General Election 1929: Moray & Nairn Electorate 29,640
| Party |  | Candidate | Votes | % | ±% |
|---|---|---|---|---|---|
|  | Unionist | James Gray Stuart | 8,896 | 43.7 |  |
|  | Labour | Joseph Forbes Duncan | 6,563 | 32.3 |  |
|  | Liberal | John Edward Tennant | 4,889 | 24.0 | n/a |
| Majority |  |  | 2,333 | 11.5 |  |
| Turnout |  |  | 20,348 | 68.7 |  |
|  | Unionist hold |  | Swing |  |  |

He did not stand for parliament again.

==Later career==
He was on the committee of the National Trust of Scotland. In 1939 Tennant became a Wing-Commander in the RAFVR and then an Acting Group Captain. He was assigned to the Intelligence Staff, of the Air Ministry.
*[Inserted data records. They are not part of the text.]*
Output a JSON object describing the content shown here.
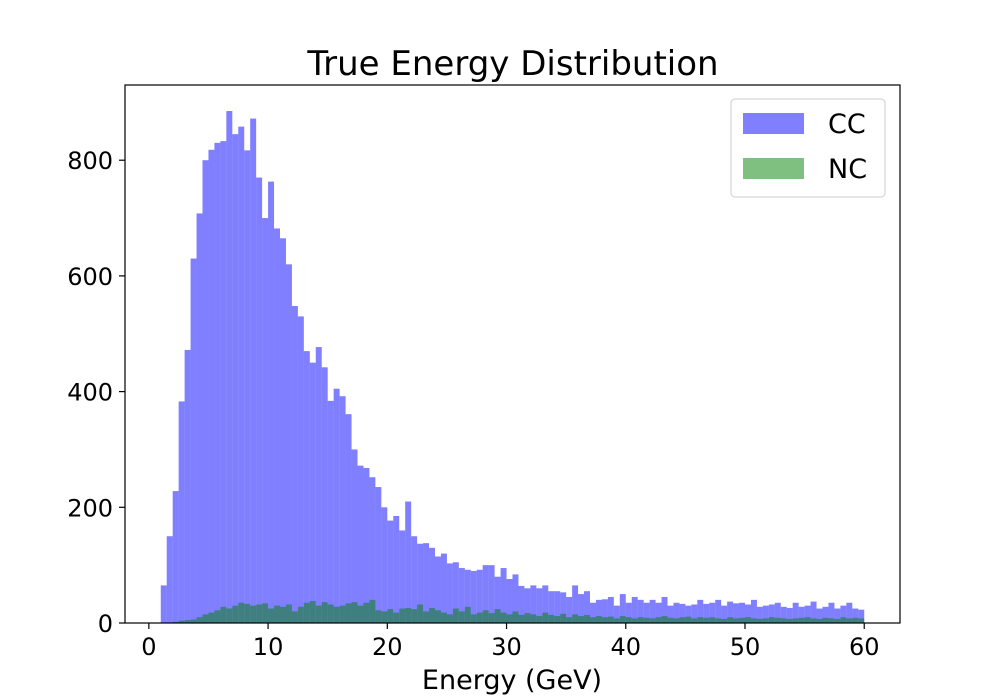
{
  "chart_data": {
    "type": "bar",
    "title": "True Energy Distribution",
    "xlabel": "Energy (GeV)",
    "ylabel": "",
    "xlim": [
      -2.0,
      63.0
    ],
    "ylim": [
      0,
      930
    ],
    "xticks": [
      0,
      10,
      20,
      30,
      40,
      50,
      60
    ],
    "yticks": [
      0,
      200,
      400,
      600,
      800
    ],
    "grid": false,
    "legend_position": "top-right",
    "bin_start": 1.0,
    "bin_width": 0.5,
    "series": [
      {
        "name": "CC",
        "color": "#0000ff",
        "opacity": 0.5,
        "values": [
          65,
          150,
          228,
          383,
          472,
          630,
          708,
          800,
          818,
          830,
          833,
          885,
          845,
          858,
          817,
          872,
          770,
          700,
          763,
          682,
          665,
          620,
          548,
          530,
          470,
          450,
          477,
          442,
          384,
          405,
          392,
          361,
          300,
          272,
          268,
          252,
          235,
          200,
          177,
          185,
          160,
          210,
          150,
          137,
          138,
          130,
          115,
          120,
          103,
          105,
          95,
          92,
          90,
          92,
          100,
          100,
          80,
          95,
          76,
          84,
          64,
          60,
          65,
          60,
          65,
          55,
          55,
          53,
          45,
          65,
          50,
          55,
          35,
          40,
          41,
          45,
          30,
          50,
          35,
          45,
          40,
          35,
          40,
          35,
          45,
          30,
          35,
          33,
          30,
          32,
          40,
          33,
          35,
          40,
          30,
          37,
          34,
          35,
          32,
          40,
          28,
          30,
          32,
          35,
          28,
          26,
          35,
          28,
          30,
          37,
          25,
          28,
          35,
          25,
          30,
          35,
          25,
          23
        ]
      },
      {
        "name": "NC",
        "color": "#008000",
        "opacity": 0.5,
        "values": [
          0,
          0,
          2,
          4,
          5,
          6,
          10,
          15,
          18,
          22,
          28,
          25,
          30,
          35,
          33,
          30,
          32,
          34,
          25,
          30,
          28,
          32,
          20,
          28,
          35,
          38,
          30,
          36,
          32,
          28,
          30,
          34,
          36,
          30,
          35,
          40,
          22,
          20,
          24,
          18,
          25,
          26,
          24,
          32,
          20,
          26,
          22,
          18,
          15,
          25,
          20,
          28,
          15,
          18,
          22,
          17,
          24,
          18,
          15,
          20,
          14,
          17,
          15,
          12,
          18,
          14,
          12,
          16,
          10,
          15,
          12,
          14,
          10,
          12,
          10,
          11,
          8,
          12,
          10,
          8,
          10,
          9,
          8,
          10,
          12,
          9,
          8,
          10,
          11,
          8,
          10,
          9,
          10,
          8,
          7,
          10,
          8,
          9,
          10,
          8,
          7,
          8,
          10,
          9,
          8,
          7,
          8,
          9,
          10,
          8,
          7,
          9,
          8,
          7,
          10,
          8,
          9,
          8
        ]
      }
    ]
  }
}
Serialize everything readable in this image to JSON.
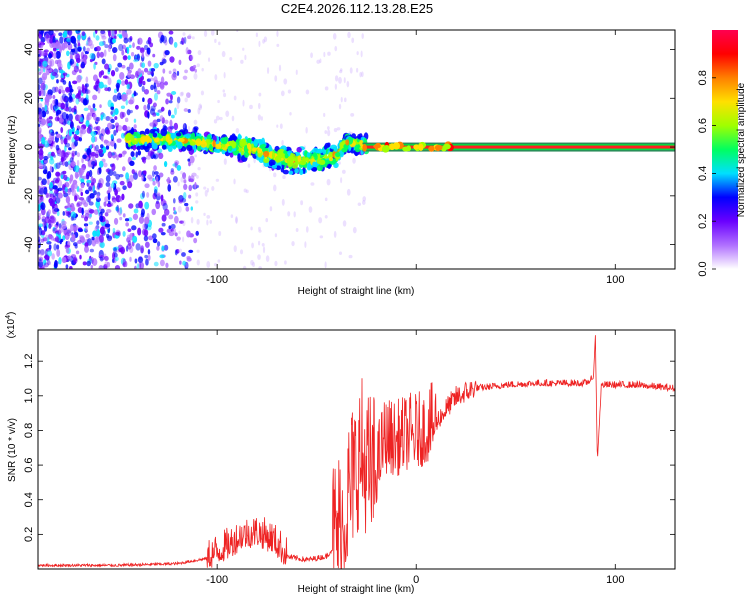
{
  "title": "C2E4.2026.112.13.28.E25",
  "chart_data": [
    {
      "type": "heatmap",
      "name": "spectrogram",
      "xlabel": "Height of straight line (km)",
      "ylabel": "Frequency (Hz)",
      "xlim": [
        -190,
        130
      ],
      "ylim": [
        -50,
        48
      ],
      "x_ticks": [
        -100,
        0,
        100
      ],
      "x_tick_labels": [
        "-100",
        "",
        "100"
      ],
      "y_ticks": [
        -40,
        -20,
        0,
        20,
        40
      ],
      "y_tick_labels": [
        "-40",
        "-20",
        "0",
        "20",
        "40"
      ],
      "colorbar": {
        "label": "Normalized spectral amplitude",
        "range": [
          0,
          1
        ],
        "ticks": [
          0.0,
          0.2,
          0.4,
          0.6,
          0.8
        ],
        "tick_labels": [
          "0.0",
          "0.2",
          "0.4",
          "0.6",
          "0.8"
        ],
        "colors": [
          "#ffffff",
          "#b070ff",
          "#6a00ff",
          "#0000ff",
          "#00e0ff",
          "#00ff60",
          "#a0ff00",
          "#ffe000",
          "#ff8000",
          "#ff0000",
          "#ff0050"
        ]
      },
      "features": {
        "carrier_line_frequency": 0,
        "carrier_line_start": -27,
        "bright_band": [
          {
            "x": -140,
            "f": 3
          },
          {
            "x": -120,
            "f": 3
          },
          {
            "x": -100,
            "f": 1
          },
          {
            "x": -85,
            "f": 0
          },
          {
            "x": -70,
            "f": -4
          },
          {
            "x": -60,
            "f": -6
          },
          {
            "x": -50,
            "f": -5
          },
          {
            "x": -40,
            "f": -3
          },
          {
            "x": -35,
            "f": 2
          },
          {
            "x": -28,
            "f": 1
          },
          {
            "x": -15,
            "f": 1
          },
          {
            "x": 0,
            "f": 0
          }
        ]
      }
    },
    {
      "type": "line",
      "name": "snr",
      "xlabel": "Height of straight line (km)",
      "ylabel": "SNR (10 * v/v)",
      "y_scale_note": "(x10",
      "y_scale_exponent": "4",
      "xlim": [
        -190,
        130
      ],
      "ylim": [
        0,
        1.38
      ],
      "x_ticks": [
        -100,
        0,
        100
      ],
      "x_tick_labels": [
        "-100",
        "0",
        "100"
      ],
      "y_ticks": [
        0.2,
        0.4,
        0.6,
        0.8,
        1.0,
        1.2
      ],
      "y_tick_labels": [
        "0.2",
        "0.4",
        "0.6",
        "0.8",
        "1.0",
        "1.2"
      ],
      "series": [
        {
          "name": "SNR",
          "color": "#ee2222",
          "points": [
            [
              -190,
              0.02
            ],
            [
              -150,
              0.02
            ],
            [
              -120,
              0.03
            ],
            [
              -105,
              0.06
            ],
            [
              -95,
              0.12
            ],
            [
              -88,
              0.18
            ],
            [
              -80,
              0.2
            ],
            [
              -72,
              0.16
            ],
            [
              -65,
              0.07
            ],
            [
              -55,
              0.05
            ],
            [
              -45,
              0.07
            ],
            [
              -38,
              0.18
            ],
            [
              -33,
              0.4
            ],
            [
              -28,
              0.6
            ],
            [
              -22,
              0.45
            ],
            [
              -16,
              0.72
            ],
            [
              -10,
              0.7
            ],
            [
              -4,
              0.74
            ],
            [
              2,
              0.75
            ],
            [
              8,
              0.8
            ],
            [
              14,
              0.9
            ],
            [
              20,
              0.98
            ],
            [
              30,
              1.04
            ],
            [
              45,
              1.06
            ],
            [
              60,
              1.07
            ],
            [
              75,
              1.07
            ],
            [
              85,
              1.07
            ],
            [
              89,
              1.1
            ],
            [
              90,
              1.35
            ],
            [
              91,
              0.62
            ],
            [
              93,
              1.06
            ],
            [
              110,
              1.06
            ],
            [
              130,
              1.04
            ]
          ],
          "noise": [
            {
              "from": -190,
              "to": -105,
              "amp": 0.01
            },
            {
              "from": -105,
              "to": -65,
              "amp": 0.12
            },
            {
              "from": -65,
              "to": -42,
              "amp": 0.02
            },
            {
              "from": -42,
              "to": -20,
              "amp": 0.55
            },
            {
              "from": -20,
              "to": 10,
              "amp": 0.28
            },
            {
              "from": 10,
              "to": 30,
              "amp": 0.08
            },
            {
              "from": 30,
              "to": 130,
              "amp": 0.025
            }
          ]
        }
      ]
    }
  ]
}
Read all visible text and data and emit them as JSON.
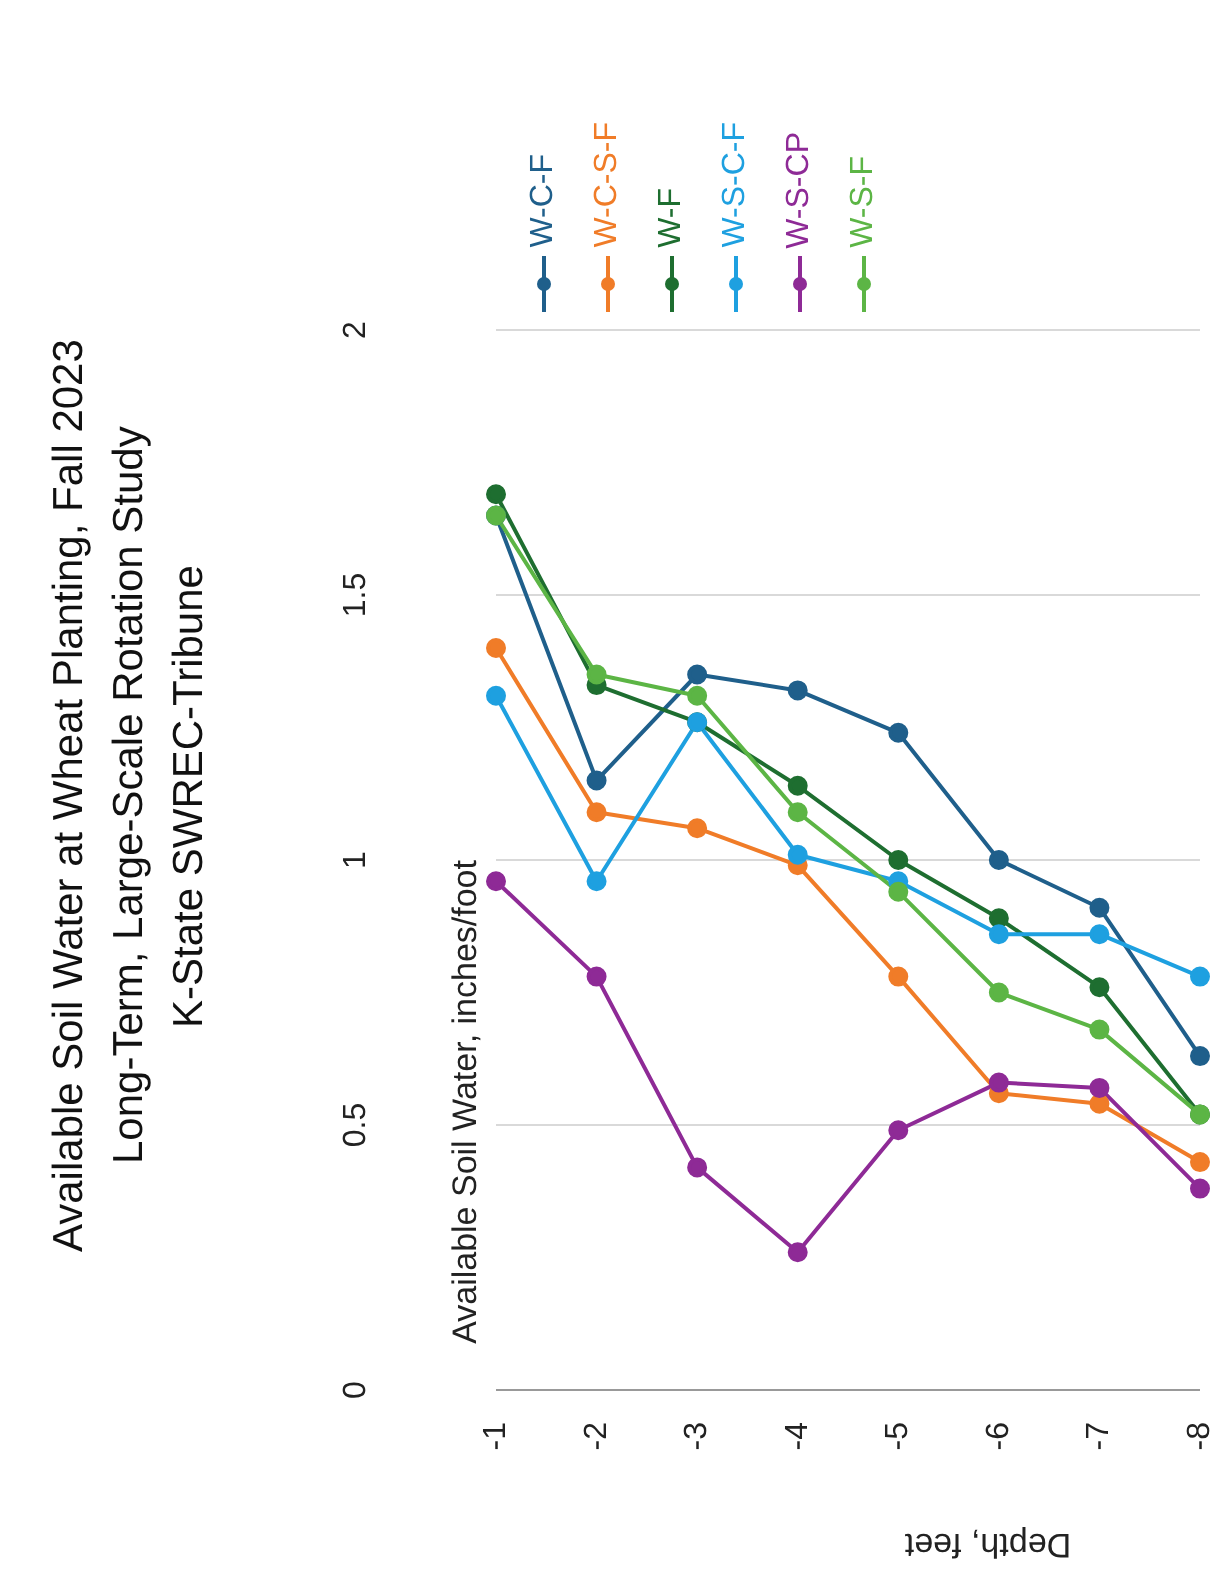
{
  "chart_data": {
    "type": "line",
    "title": "Available Soil Water at Wheat Planting, Fall 2023\nLong-Term, Large-Scale Rotation Study\nK-State SWREC-Tribune",
    "xlabel": "Depth, feet",
    "ylabel": "Available Soil Water, inches/foot",
    "categories": [
      "-1",
      "-2",
      "-3",
      "-4",
      "-5",
      "-6",
      "-7",
      "-8"
    ],
    "series": [
      {
        "name": "W-C-F",
        "color": "#1f5f8b",
        "values": [
          1.65,
          1.15,
          1.35,
          1.32,
          1.24,
          1.0,
          0.91,
          0.63
        ]
      },
      {
        "name": "W-C-S-F",
        "color": "#f07c28",
        "values": [
          1.4,
          1.09,
          1.06,
          0.99,
          0.78,
          0.56,
          0.54,
          0.43
        ]
      },
      {
        "name": "W-F",
        "color": "#1e6e30",
        "values": [
          1.69,
          1.33,
          1.26,
          1.14,
          1.0,
          0.89,
          0.76,
          0.52
        ]
      },
      {
        "name": "W-S-C-F",
        "color": "#1ea0e0",
        "values": [
          1.31,
          0.96,
          1.26,
          1.01,
          0.96,
          0.86,
          0.86,
          0.78
        ]
      },
      {
        "name": "W-S-CP",
        "color": "#8e2a96",
        "values": [
          0.96,
          0.78,
          0.42,
          0.26,
          0.49,
          0.58,
          0.57,
          0.38
        ]
      },
      {
        "name": "W-S-F",
        "color": "#5cb545",
        "values": [
          1.65,
          1.35,
          1.31,
          1.09,
          0.94,
          0.75,
          0.68,
          0.52
        ]
      }
    ],
    "ylim": [
      0,
      2
    ],
    "yticks": [
      0,
      0.5,
      1,
      1.5,
      2
    ],
    "grid": "y",
    "legend": "top",
    "marker": "circle",
    "line_style": "solid"
  }
}
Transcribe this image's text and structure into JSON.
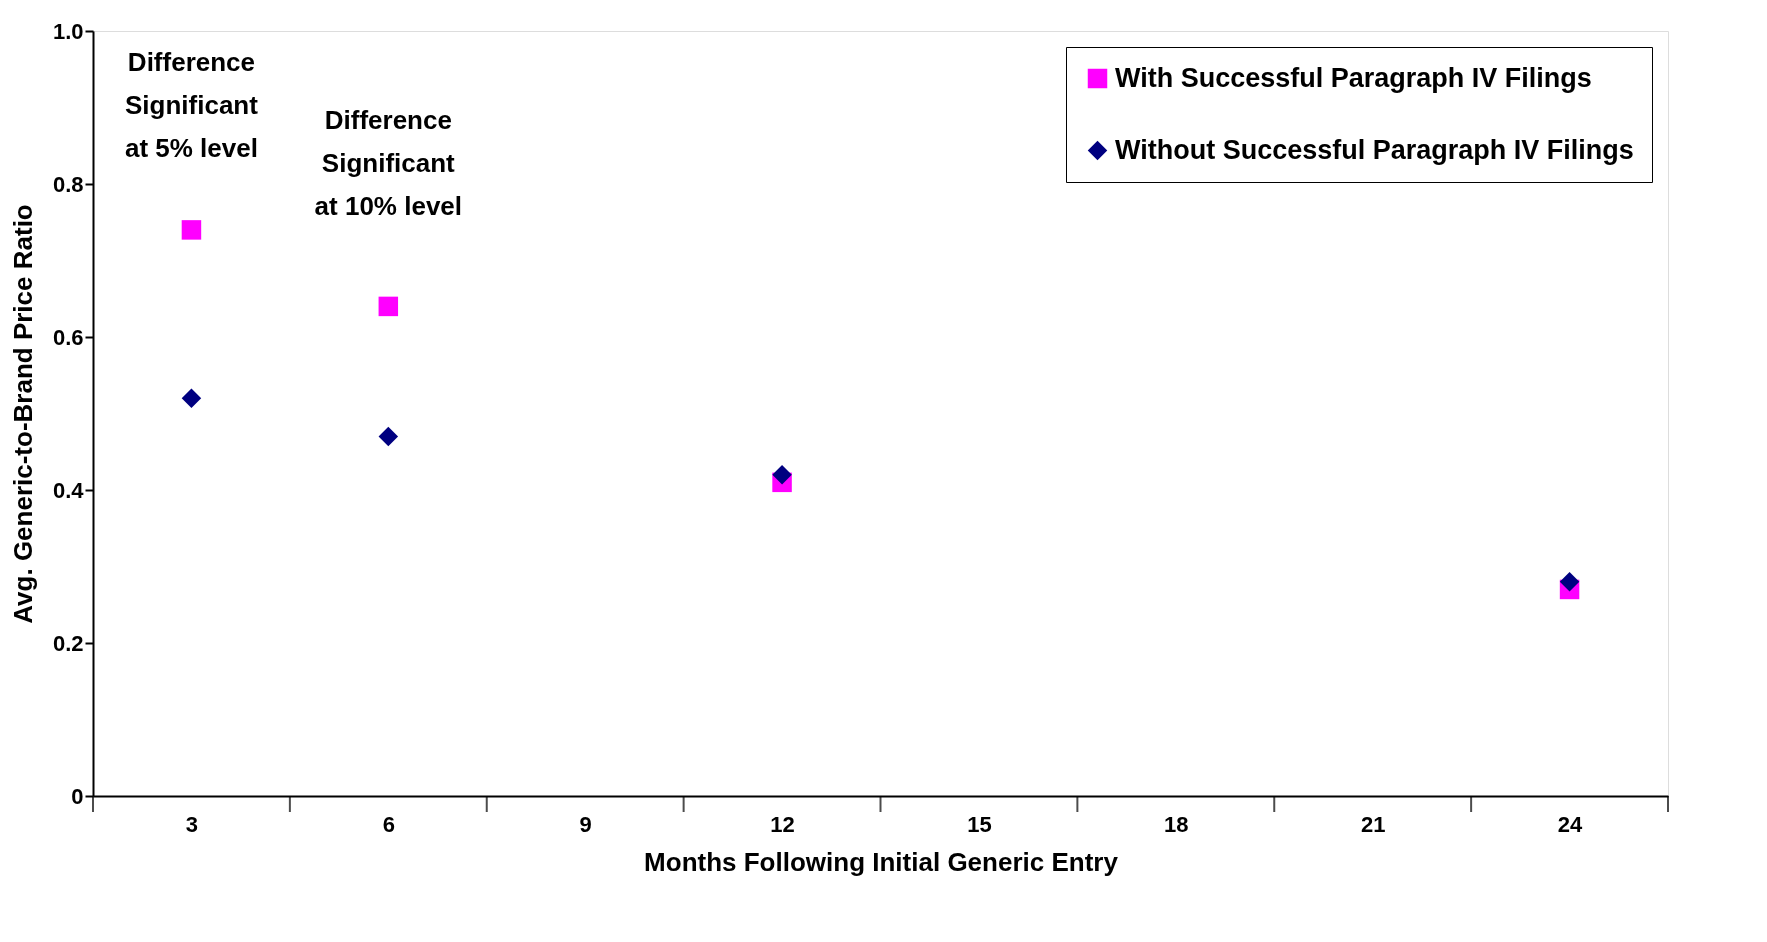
{
  "chart_data": {
    "type": "scatter",
    "xlabel": "Months Following Initial Generic Entry",
    "ylabel": "Avg. Generic-to-Brand Price Ratio",
    "categories": [
      "3",
      "6",
      "9",
      "12",
      "15",
      "18",
      "21",
      "24"
    ],
    "series": [
      {
        "name": "With Successful Paragraph IV Filings",
        "color": "#ff00ff",
        "marker": "square",
        "values": [
          0.74,
          0.64,
          null,
          0.41,
          null,
          null,
          null,
          0.27
        ]
      },
      {
        "name": "Without Successful Paragraph IV Filings",
        "color": "#000080",
        "marker": "diamond",
        "values": [
          0.52,
          0.47,
          null,
          0.42,
          null,
          null,
          null,
          0.28
        ]
      }
    ],
    "ylim": [
      0,
      1
    ],
    "yticks": [
      0,
      0.2,
      0.4,
      0.6,
      0.8,
      {
        "value": 1,
        "label": "1.0"
      }
    ],
    "annotations": [
      "Difference\nSignificant\nat 5% level",
      "Difference\nSignificant\nat 10% level"
    ],
    "grid": false,
    "legend": "top right"
  }
}
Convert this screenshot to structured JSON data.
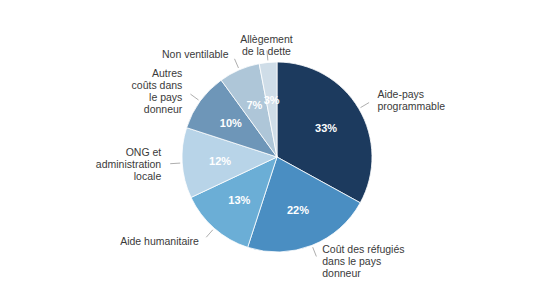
{
  "chart_data": {
    "type": "pie",
    "categories": [
      "Aide-pays\nprogrammable",
      "Coût des réfugiés\ndans le pays\ndonneur",
      "Aide humanitaire",
      "ONG et\nadministration\nlocale",
      "Autres\ncoûts dans\nle pays\ndonneur",
      "Non ventilable",
      "Allègement\nde la dette"
    ],
    "values": [
      33,
      22,
      13,
      12,
      10,
      7,
      3
    ],
    "value_labels": [
      "33%",
      "22%",
      "13%",
      "12%",
      "10%",
      "7%",
      "3%"
    ],
    "colors": [
      "#1c3a5e",
      "#4a8ec2",
      "#6baed6",
      "#b8d4e8",
      "#6e96b8",
      "#aec6d8",
      "#cfdde8"
    ],
    "data_labels": true
  }
}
He was Personal Air Secretary to the Chief of Air Staff, Sir Charles Portal from 1940–41. He was Commandant for Scotland, Air Training Corps, in 1941. He died in a flying accident in Scotland. Whilst flying from Inverness to Edinburgh in an Avro Anson, the elevator controls failed and the aircraft hit a hillside.